Monday, February 8, 2010

Fashion

Fashion is what you adopt when you don't know who you are.
Quentin Crisp

Do you know who you are? You may be thinking that's a stupid question and of course you know who you are. But I think that most people really don't. From the time we're born, we are told who we are and who we should be by both our family and all the other adults in our lives. All of whom can't possibly know who we really are. The truth is that only we can ever really know that. But when we are small children, we think that the adults know everything so they must know everything there is to know about us too. They must know who we are. And who we should be. And once we have learned the ideas of a few key people, they often stay throughout our lives.

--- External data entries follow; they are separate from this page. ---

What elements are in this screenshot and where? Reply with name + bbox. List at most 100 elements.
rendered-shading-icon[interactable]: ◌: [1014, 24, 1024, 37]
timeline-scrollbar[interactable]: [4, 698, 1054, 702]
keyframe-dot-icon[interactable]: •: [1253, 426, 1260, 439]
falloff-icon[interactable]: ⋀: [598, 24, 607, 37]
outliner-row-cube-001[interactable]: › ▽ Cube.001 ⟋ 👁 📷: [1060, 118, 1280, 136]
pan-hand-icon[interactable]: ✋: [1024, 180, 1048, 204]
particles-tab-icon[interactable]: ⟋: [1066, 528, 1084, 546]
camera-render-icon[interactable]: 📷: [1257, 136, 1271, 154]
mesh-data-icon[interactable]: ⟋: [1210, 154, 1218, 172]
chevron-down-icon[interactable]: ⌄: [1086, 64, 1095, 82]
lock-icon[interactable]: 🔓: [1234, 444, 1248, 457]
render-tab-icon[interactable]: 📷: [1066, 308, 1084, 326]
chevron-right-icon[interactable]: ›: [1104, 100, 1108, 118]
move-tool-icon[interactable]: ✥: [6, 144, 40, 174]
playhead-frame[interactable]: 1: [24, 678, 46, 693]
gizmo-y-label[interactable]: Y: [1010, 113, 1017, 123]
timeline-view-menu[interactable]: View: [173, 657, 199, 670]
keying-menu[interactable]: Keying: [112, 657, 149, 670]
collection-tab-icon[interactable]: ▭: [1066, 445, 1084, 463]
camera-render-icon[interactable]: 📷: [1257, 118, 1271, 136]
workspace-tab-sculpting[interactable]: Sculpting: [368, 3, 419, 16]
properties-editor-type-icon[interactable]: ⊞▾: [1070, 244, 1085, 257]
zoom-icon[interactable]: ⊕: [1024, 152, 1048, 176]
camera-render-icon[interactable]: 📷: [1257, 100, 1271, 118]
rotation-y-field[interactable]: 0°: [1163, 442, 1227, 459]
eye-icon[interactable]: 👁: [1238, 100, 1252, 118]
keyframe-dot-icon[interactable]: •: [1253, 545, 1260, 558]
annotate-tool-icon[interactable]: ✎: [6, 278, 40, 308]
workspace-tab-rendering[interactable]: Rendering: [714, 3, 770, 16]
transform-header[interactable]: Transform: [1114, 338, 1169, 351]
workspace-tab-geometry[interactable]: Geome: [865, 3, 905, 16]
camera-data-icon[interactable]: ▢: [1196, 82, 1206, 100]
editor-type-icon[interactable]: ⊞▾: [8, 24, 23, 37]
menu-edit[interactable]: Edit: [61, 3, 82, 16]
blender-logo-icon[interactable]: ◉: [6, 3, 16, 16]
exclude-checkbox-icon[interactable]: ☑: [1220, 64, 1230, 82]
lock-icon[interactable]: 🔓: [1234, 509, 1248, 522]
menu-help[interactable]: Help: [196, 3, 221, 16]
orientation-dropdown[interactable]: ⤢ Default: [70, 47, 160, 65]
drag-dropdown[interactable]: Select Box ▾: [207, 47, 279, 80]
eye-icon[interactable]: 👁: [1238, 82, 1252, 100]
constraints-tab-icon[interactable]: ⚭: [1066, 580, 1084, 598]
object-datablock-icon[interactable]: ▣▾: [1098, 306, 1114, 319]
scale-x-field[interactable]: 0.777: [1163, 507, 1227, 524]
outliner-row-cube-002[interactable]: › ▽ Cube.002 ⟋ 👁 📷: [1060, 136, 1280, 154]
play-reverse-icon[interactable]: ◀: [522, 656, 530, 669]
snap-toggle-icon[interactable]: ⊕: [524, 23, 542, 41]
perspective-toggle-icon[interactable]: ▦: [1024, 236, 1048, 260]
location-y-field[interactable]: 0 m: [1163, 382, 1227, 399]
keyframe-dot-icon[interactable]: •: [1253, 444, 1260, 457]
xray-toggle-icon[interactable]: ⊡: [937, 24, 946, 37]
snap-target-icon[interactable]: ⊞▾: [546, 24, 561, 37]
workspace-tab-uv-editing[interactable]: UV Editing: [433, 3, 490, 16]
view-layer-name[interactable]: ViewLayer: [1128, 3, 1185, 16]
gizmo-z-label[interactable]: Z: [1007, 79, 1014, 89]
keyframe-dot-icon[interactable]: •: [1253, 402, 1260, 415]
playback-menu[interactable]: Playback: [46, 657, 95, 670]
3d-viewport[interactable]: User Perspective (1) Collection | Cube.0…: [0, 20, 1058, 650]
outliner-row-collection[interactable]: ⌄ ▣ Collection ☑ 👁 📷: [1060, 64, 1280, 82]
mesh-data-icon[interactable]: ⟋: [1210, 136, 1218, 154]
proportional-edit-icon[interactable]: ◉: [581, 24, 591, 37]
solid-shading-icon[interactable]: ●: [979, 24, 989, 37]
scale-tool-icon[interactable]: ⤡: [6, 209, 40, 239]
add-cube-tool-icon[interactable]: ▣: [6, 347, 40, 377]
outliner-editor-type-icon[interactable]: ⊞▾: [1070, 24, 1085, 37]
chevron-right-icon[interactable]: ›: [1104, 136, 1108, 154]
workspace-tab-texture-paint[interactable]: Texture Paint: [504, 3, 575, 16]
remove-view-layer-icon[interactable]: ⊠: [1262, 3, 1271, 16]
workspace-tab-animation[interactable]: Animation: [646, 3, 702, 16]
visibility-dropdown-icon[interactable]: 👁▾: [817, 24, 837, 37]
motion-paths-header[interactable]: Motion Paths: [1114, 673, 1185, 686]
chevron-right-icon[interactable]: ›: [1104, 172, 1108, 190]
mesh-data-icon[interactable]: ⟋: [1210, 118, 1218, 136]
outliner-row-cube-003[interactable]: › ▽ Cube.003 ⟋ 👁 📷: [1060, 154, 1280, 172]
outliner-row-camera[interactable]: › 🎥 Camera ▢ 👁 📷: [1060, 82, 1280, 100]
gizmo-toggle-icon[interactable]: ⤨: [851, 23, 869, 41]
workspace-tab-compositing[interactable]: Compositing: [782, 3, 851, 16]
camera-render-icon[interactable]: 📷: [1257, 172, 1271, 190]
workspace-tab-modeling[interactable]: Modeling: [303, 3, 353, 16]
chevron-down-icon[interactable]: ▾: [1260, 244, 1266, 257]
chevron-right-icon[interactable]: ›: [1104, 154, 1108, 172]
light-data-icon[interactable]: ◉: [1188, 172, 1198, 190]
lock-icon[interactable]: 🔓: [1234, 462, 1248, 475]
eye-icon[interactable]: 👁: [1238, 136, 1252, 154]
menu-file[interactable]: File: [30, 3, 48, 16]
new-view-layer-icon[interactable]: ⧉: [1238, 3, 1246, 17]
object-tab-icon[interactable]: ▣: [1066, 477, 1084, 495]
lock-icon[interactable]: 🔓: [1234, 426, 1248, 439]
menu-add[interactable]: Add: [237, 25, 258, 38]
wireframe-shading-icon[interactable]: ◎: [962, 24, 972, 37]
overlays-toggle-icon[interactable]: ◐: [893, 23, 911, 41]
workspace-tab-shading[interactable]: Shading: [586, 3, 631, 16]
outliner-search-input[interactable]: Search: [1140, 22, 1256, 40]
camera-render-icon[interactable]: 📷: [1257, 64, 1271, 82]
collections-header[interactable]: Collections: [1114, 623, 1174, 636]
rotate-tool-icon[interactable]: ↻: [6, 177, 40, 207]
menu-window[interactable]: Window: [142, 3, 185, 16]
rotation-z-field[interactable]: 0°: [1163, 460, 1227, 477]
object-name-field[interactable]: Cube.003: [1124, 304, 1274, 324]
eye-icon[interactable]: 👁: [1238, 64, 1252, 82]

Once we have learned that our family thinks we are lazy or not too bright or whatever, we start to act that way because we, as small children, think that that must be who we are. Which confirms their expectations and leads to a downward spiral of increasing negativity. And often these messages are reinforced by marketing messages designed to get you to buy the latest thing that will cure all the problems you think you have and even new ones you never knew you had.

Because you don't know who you are, you continue to let other people define you. It takes a great deal of courage and self-awareness to break free of other people's opinions of you and how you should behave. It is much easier to just go along with the fashions that are the main indicator of society's expections of social acceptability. It takes courage for a man, for example, to go around with long hair when all the men around him are sporting crew cuts. And it takes the self-awareness to know that crew cuts are just not suitable for him. Fashion is what you adopt when you don't know who you are. Do you know who you really are? Would you dare to express yourself in a way that runs counter to the fashions you see in everyone around you?